Daniel Gilbert has a few examples of "synthetic happiness" meaning that we create our own happiness adjusted to the circumstances.
An example is that people who lost a leg will within months return to the same level of measured happiness as people who have won the lottery. Initially their measures would be wide apart but fairly quickly return to the mean. A very handy survival mechanism.
Booted from the Beatles
Another example is when Pete Best was thrown out of the Beatles before they became famous. Years later he was asked about it and said that he was happy that he was thrown out of the Beatles so that he could have is solo career.
Obviously when we look objectively at winning the lottery or loosing a leg, or being part of the Beatles or getting kicked out before wealth and fame there's no doubt in our mind that having both legs and being part of the Beatles would provide us with some real happiness.
It just so happens that the brain produces "synthetic happiness" to make up for the shortfall and there's no real tangible difference between having what we would think of as the real thing or "synthetic happiness".
Another example are people who have been incarcerated for 20 years on false charges and are then released, often they'll tell you that they wouldn't change a thing and that the experience made them who they are today.
The most prominent example of this might be Nelson Mandela but there are many more. What the hell happened here, we would all rather not go to jail?
It's probably "synthetic happiness" and "reframing" at work.
If you think that you benefitted from hardship rather than being depressed about the whole thing it's a lot easier to move on and be reasonably happy with your current life.
Another example of "reframing" mentioned by Desmond Tutu as he used it himself in a situation.
He was driving and somebody swerved right in front of him in a car causing Desmond to have to hit the brakes. The normal reaction is to get angry at the other driver and perhaps escalate the situation but Desmond instead reasoned that the other driver might be going to an emergency or have a valid reason for his behaviour.
So "reframing" is taking a negative thought or situation and turning it on its head, so it becomes something positive. Here's a few examples:
- Got fired? Sad but great you hated that job and now you can find something you will enjoy!
- Girlfriend left? Sad but great you weren't right for each other anyway, now you're free to find a better relationship!
- Lost a leg? Great you didn't die in the explosion, you live to love and experience the rest of your life!
The last example is hard to swallow I know. But it's an actual experience. A psychologist visited two soldiers in a hospital who both lost a leg in the war. The first soldier was completely broken, depressed and sobbing in his bed. The other soldier was out and about in a wheelchair feeling happy that he didn't die.
A lot of times our brain will do the reframing for us. You'll probably find that this happened with most of the relationships you went through before getting married etc. At other times it doesn't happen automatically and you have to rationally try to find the "silver lining in the cloud" and focus on it.

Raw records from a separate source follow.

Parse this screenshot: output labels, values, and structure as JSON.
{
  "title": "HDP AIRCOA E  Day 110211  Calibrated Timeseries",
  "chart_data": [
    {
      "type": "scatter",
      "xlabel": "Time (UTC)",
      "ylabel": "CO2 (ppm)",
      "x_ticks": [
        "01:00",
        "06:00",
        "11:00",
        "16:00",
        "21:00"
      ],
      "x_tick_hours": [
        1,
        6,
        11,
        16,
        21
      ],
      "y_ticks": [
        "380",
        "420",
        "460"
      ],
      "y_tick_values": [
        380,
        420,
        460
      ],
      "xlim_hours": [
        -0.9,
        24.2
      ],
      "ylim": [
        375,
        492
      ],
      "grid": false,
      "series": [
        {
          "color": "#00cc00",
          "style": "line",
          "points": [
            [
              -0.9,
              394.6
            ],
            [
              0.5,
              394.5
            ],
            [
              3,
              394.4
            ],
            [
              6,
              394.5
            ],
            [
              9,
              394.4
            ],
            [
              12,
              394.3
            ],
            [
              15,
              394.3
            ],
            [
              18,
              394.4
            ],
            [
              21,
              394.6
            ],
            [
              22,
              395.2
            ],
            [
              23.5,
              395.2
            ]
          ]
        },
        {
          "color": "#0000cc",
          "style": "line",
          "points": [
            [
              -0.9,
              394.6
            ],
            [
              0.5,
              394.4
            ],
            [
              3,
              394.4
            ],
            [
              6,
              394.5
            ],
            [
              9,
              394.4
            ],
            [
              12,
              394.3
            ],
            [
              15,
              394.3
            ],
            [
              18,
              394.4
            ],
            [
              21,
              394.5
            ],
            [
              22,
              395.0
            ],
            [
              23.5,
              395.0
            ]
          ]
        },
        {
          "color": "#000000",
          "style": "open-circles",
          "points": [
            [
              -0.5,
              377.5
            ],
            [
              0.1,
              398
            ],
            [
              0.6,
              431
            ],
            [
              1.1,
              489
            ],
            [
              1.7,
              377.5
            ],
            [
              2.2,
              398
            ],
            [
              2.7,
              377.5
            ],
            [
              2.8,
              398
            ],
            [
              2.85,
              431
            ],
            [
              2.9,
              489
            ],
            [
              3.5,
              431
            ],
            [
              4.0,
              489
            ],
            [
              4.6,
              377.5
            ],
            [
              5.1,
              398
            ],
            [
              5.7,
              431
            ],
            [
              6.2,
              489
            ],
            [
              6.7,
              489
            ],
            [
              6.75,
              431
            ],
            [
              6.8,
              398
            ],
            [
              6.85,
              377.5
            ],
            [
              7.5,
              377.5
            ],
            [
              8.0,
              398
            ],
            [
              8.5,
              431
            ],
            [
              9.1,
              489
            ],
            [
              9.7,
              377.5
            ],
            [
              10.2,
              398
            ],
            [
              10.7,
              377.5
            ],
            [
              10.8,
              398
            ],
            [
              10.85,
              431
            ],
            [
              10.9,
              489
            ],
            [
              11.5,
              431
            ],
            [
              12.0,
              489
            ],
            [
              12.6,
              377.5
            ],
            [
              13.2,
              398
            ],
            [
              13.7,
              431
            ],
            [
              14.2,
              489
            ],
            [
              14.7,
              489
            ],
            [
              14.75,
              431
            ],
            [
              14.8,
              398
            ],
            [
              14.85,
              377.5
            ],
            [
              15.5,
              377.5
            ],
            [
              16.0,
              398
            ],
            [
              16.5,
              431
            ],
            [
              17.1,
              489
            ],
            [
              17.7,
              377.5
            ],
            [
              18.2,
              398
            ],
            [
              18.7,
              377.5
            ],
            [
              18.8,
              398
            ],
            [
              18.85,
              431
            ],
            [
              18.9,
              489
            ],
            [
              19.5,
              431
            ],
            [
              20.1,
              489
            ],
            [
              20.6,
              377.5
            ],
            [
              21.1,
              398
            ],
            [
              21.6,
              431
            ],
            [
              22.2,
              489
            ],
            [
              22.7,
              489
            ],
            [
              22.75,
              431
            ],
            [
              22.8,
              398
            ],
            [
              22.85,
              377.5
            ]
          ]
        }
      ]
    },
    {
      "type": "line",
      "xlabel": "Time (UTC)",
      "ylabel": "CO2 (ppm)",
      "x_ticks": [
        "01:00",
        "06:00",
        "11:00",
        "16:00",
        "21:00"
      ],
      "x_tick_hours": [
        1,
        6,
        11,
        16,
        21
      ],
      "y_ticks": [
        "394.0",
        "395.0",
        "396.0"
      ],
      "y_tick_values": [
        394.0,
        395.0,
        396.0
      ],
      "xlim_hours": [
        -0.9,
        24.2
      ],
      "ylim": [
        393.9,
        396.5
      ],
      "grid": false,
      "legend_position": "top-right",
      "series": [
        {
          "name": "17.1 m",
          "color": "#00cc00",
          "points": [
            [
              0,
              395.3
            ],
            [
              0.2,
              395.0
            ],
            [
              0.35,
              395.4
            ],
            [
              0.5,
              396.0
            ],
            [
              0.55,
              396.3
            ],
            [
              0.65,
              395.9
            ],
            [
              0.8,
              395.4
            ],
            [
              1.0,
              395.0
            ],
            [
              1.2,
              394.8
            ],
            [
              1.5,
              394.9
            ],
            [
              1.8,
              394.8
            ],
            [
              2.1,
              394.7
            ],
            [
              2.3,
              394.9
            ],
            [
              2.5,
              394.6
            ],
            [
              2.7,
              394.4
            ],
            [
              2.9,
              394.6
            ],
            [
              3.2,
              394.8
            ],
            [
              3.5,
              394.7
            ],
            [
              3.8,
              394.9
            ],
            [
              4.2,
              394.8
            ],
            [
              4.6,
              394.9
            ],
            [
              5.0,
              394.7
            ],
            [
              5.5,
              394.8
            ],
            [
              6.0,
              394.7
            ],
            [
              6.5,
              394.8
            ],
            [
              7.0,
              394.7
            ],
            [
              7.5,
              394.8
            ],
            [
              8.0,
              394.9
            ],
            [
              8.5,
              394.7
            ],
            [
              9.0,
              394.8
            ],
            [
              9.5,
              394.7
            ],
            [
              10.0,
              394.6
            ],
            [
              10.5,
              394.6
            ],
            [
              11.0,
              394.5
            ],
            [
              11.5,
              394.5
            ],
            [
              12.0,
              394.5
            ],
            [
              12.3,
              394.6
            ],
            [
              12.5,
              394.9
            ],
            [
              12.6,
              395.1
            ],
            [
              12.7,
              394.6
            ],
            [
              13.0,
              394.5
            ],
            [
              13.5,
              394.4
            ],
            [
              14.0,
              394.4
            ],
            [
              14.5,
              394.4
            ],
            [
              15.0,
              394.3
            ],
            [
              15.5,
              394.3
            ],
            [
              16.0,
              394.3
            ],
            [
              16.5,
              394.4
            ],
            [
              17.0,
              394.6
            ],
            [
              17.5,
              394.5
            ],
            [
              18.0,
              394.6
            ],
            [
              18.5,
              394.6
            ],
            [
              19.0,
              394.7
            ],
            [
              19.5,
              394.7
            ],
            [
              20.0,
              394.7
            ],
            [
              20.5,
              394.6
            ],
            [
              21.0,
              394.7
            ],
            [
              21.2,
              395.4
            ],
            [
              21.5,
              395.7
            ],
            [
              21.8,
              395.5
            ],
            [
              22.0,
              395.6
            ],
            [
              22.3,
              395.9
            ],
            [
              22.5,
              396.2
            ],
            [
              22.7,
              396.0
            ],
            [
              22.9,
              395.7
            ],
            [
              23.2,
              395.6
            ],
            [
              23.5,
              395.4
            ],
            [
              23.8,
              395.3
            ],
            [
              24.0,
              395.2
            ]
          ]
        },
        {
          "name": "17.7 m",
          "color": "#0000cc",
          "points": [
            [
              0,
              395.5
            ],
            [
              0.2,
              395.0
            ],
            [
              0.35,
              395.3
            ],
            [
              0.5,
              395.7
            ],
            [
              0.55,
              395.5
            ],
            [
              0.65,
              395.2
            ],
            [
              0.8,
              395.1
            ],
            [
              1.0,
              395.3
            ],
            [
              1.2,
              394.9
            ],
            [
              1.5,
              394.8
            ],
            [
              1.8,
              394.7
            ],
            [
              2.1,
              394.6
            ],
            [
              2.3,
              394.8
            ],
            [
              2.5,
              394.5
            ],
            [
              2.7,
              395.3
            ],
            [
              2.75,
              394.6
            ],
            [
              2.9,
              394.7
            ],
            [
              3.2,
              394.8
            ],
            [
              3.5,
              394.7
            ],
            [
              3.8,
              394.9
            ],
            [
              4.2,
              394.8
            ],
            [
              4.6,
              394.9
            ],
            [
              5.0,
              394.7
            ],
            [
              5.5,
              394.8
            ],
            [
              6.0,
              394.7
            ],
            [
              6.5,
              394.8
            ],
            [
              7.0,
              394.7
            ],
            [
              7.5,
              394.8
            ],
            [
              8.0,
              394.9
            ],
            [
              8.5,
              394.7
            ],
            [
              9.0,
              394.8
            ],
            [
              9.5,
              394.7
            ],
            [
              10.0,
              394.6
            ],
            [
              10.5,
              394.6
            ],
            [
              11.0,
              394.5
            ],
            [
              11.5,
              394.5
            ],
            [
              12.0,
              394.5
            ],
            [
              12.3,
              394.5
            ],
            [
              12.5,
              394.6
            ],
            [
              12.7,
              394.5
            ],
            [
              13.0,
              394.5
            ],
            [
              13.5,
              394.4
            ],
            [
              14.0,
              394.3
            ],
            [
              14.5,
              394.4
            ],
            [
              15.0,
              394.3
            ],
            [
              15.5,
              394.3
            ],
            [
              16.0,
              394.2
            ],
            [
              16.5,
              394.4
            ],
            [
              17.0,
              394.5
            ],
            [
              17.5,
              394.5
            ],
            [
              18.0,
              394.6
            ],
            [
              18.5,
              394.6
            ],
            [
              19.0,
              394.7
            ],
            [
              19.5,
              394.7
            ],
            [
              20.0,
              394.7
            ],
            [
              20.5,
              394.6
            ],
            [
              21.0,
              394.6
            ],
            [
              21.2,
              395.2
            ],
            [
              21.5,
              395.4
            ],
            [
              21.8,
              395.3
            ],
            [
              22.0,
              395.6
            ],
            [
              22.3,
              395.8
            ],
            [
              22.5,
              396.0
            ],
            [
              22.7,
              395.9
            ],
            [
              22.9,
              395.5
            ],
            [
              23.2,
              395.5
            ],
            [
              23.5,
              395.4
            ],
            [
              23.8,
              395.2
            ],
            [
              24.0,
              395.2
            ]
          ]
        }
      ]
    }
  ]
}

I think where all this leads is here. We can't control our thoughts, you'll have negative and positive thoughts. But you can always control how you think about them rationally at least if you're quick about it. So try to use "reframing" to your advantage and keep Mr. Defeat out of the driver seat.
This is sort of related to Viktor Frankl's conclusion in the book: "Man's search for meaning" (he survived the horrors of the Nazi holocaust aginst all odds at Auschwitz and wrote about his experience):
Everything can be taken from a man but one thing: the last of the human freedoms—to choose one’s attitude in any given set of circumstances, to choose one’s own way
It's certainly not easy, but just knowing that it can be done should provide hope in any situation. So practise reframing small problems and irritations every day and feeling thankful for what you've got, so that you can do it with the real big problems that hopefully never happen.